Recent Publications related to SRA
- York, et al., “Using Bayesian Networks to Validate Technology Readiness Assessments of Systems,” Conference on Systems Engineering Research (CSER), Redondo Beach, CA, March 23 – 25 2017.
- Austin, York, “System Readiness Assessment (SRA), A Vade Mecum,” Complex Systems Design and Management (CSD&M) Conference, Paris, France, Nov 2015.
- York, et al., “Applying Bayesian Networks to TRL Assessments – Innovation in Systems Engineering,” INCOSE International Symposium, Adelaide, Australia, July 2017.
- “NSA Systems Readiness Assessment (SRA) Engineering Handbook,” Version 1.0, 27 June 2014.
- “SRA, System Readiness Assessment, Planning for Success,” Trifold Brochure, Feb 2017.
- Austin, Homberger, York, “System Readiness – A Look Beyond TRAs,” NDIA, October 2017.
- Austin, York, “Bucketology and an Enterprise Approach to Systems Development: Meeting Your Strategic Objectives,” July 2016.
- Austin, M.F., York, D.M., “System Readiness Assessment (SRA) – An Illustrative Example,” 13th Annual Conference on Systems Engineering Research (CSER), Hoboken, N.J., 18 – 20 March 2015.

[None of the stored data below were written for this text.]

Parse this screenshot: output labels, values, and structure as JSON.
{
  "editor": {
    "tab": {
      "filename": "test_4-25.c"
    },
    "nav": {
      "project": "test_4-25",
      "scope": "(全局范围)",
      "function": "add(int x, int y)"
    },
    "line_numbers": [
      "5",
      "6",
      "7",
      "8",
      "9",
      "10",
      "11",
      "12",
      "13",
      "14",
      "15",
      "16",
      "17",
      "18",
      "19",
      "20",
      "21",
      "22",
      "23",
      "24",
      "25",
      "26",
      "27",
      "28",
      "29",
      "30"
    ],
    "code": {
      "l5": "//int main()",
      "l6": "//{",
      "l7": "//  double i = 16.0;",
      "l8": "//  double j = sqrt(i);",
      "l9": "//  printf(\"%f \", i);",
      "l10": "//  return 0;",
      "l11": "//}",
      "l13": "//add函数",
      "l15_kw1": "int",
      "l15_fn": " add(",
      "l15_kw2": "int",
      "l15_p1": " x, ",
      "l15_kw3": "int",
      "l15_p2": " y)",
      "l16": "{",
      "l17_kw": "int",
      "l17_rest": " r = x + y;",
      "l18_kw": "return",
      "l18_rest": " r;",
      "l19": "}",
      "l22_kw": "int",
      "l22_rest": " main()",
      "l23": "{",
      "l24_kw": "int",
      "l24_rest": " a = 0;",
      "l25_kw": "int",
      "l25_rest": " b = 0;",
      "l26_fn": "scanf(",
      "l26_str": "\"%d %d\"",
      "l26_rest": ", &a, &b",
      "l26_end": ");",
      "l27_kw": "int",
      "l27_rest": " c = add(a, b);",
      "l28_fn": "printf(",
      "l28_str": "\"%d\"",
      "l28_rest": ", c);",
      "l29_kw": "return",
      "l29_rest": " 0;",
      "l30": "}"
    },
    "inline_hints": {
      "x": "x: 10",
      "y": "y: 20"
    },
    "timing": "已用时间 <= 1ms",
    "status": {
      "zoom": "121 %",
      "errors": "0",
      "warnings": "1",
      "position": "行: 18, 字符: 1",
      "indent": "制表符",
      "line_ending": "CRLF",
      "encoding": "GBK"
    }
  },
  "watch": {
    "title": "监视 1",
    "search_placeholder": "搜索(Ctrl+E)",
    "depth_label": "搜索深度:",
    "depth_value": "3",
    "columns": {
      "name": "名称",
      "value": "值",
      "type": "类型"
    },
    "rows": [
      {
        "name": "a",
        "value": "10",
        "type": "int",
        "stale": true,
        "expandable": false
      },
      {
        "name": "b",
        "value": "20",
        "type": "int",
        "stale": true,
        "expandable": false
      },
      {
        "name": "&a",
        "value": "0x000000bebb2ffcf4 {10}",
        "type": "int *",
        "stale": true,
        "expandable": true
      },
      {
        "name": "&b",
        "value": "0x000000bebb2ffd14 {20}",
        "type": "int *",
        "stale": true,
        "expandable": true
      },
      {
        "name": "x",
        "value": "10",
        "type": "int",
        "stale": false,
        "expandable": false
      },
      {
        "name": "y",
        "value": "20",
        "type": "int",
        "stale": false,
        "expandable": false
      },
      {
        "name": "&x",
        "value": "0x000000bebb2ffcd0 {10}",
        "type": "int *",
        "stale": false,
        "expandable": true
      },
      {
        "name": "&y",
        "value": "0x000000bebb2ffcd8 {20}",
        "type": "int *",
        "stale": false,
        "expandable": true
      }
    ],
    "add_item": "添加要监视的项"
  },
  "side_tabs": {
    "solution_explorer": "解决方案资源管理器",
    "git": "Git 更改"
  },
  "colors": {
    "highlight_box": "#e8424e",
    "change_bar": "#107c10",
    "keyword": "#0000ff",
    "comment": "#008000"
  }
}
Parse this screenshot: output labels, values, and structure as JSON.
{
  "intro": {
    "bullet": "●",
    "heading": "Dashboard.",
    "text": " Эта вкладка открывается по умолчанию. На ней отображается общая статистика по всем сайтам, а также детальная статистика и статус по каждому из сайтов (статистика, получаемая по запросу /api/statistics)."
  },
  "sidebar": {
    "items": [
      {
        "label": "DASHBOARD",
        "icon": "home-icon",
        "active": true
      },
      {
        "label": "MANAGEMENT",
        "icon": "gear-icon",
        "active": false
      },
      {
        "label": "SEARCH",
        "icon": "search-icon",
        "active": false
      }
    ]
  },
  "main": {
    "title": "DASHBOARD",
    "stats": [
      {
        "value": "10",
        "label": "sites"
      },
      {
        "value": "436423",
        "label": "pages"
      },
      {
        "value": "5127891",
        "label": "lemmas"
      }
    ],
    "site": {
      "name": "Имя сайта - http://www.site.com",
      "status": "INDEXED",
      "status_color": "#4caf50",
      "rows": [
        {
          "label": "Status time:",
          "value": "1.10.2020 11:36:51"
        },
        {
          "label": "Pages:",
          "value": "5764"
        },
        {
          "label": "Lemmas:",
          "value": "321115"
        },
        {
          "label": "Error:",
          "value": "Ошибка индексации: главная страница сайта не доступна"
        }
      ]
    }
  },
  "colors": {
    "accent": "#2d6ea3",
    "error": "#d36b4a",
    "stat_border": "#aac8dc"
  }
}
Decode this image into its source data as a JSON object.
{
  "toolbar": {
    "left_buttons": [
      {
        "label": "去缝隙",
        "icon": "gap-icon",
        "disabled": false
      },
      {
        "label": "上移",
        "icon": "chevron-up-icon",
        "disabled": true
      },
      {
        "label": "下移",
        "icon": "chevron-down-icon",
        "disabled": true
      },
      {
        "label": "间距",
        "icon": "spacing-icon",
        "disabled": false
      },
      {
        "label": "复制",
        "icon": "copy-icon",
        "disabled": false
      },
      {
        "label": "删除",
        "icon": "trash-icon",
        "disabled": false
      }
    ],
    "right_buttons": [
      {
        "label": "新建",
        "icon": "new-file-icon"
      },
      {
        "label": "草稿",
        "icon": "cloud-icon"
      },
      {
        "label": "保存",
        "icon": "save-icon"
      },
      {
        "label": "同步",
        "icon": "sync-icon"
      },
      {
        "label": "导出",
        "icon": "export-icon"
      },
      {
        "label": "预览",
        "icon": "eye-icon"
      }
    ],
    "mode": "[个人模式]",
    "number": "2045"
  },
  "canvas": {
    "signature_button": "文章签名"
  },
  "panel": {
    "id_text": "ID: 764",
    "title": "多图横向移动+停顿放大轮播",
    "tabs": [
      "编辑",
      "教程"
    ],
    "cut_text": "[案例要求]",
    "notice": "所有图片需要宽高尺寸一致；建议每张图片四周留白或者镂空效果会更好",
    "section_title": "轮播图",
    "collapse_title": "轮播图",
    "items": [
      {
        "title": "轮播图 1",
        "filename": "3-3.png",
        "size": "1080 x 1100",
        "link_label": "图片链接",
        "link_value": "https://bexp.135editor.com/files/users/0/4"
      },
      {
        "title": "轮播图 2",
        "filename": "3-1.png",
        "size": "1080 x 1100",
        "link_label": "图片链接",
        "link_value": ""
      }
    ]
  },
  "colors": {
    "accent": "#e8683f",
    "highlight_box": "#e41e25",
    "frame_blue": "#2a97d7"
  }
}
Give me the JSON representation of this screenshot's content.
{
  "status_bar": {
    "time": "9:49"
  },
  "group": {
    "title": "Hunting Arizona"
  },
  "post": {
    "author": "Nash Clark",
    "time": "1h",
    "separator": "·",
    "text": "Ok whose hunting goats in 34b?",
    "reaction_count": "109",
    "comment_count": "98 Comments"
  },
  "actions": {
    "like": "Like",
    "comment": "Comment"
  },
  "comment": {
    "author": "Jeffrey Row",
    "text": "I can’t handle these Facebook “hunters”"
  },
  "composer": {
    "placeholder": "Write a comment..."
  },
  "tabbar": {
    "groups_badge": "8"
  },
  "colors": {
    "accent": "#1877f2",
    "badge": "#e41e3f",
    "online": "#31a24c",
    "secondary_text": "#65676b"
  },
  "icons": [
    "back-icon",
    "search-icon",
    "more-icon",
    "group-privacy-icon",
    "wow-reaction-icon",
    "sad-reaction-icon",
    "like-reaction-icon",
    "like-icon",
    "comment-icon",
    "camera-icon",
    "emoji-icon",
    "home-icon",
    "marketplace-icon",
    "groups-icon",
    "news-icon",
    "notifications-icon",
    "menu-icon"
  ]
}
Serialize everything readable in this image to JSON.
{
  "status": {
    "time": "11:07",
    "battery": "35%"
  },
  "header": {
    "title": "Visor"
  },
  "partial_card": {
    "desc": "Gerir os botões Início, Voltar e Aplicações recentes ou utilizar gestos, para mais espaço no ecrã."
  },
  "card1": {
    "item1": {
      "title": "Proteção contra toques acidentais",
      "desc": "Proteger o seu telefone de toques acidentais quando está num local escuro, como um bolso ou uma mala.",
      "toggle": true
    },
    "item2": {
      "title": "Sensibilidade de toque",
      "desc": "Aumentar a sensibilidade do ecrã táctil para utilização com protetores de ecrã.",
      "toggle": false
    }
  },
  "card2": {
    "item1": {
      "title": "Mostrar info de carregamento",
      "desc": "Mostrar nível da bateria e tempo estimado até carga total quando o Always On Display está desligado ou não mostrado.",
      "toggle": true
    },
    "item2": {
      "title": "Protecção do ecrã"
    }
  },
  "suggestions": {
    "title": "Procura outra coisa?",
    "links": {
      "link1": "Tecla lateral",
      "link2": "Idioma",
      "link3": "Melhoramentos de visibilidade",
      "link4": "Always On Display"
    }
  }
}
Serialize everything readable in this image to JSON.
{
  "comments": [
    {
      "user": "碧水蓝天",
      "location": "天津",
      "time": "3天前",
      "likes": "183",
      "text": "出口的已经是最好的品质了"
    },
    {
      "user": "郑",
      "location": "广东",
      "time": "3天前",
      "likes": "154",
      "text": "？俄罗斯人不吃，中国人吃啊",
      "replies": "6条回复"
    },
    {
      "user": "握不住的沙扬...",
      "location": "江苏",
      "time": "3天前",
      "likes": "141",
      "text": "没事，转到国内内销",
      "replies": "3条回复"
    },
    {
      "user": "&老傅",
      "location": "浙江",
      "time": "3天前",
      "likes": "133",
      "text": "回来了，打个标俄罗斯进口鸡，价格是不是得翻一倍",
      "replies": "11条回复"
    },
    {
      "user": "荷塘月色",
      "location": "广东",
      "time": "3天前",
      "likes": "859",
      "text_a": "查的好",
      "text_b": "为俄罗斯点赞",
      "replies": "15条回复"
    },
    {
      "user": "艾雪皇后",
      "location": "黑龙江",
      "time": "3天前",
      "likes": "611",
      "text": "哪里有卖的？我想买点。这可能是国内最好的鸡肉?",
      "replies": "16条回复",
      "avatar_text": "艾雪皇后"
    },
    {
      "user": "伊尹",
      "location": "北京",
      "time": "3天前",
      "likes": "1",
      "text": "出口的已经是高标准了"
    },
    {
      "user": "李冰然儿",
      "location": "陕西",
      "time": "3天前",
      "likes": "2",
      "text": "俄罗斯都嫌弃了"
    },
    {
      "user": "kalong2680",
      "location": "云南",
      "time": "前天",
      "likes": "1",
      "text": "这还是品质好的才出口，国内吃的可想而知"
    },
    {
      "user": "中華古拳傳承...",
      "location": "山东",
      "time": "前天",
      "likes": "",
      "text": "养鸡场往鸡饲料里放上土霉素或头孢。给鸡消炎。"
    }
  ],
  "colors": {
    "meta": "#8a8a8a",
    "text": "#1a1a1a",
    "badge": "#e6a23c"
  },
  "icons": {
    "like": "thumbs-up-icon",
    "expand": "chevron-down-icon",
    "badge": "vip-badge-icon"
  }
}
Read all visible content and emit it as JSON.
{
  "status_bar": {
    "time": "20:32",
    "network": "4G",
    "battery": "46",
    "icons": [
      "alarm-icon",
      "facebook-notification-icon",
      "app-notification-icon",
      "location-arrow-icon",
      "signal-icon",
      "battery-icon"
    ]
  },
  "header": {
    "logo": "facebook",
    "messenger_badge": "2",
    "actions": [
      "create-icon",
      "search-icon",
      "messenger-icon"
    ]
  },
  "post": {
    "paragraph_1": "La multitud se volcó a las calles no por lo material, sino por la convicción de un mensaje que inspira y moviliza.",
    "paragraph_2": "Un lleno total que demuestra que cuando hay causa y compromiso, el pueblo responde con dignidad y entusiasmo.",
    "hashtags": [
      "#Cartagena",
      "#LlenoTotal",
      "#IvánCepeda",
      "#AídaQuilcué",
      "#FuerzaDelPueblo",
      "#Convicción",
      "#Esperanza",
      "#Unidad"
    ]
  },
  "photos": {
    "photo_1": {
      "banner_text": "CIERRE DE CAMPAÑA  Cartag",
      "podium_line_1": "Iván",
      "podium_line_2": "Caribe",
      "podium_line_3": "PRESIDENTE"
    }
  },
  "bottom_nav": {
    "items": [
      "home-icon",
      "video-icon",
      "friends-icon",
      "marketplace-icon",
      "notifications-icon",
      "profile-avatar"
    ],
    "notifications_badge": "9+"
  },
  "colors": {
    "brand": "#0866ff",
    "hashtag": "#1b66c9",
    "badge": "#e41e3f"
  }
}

- Austin, York, et al., “A Systems Approach to the Transition of Emergent Technologies into Operational Systems – Herding the Cats, the Road to Euphoria and Planning for Success,” INCOSE International Symposium, Utrecht, Netherlands, 2008.
Posted by Don York
I serve as an integral part of a team of subject matter experts invited to work with the Government Accountability Office (GAO) to develop their government-wide Technology Readiness Assessment (TRA) Best Practice Guide, reviewing and providing the initial draft of the section on systems readiness metrics. A draft release of the GAO Best Practice Guide was published last August for a year-long period of review and comment. We are in the process of compiling and formally submitting our response and detailed comments.
In 2016, I presented an abstract and technical briefing, “System Readiness – A Look beyond TRAs” at the 2016 National Defense Industry Association’s (NDIA's) 19th Annual Systems Engineering Conference. I presented the technical paper, “Using Bayesian Networks to Validate Technology Readiness Assessments of Systems” at the 15th Annual Conference on Systems Engineering Research (CSER) in March of 2017. In July, I will present at INCOSE's International Symposium in Adelaide.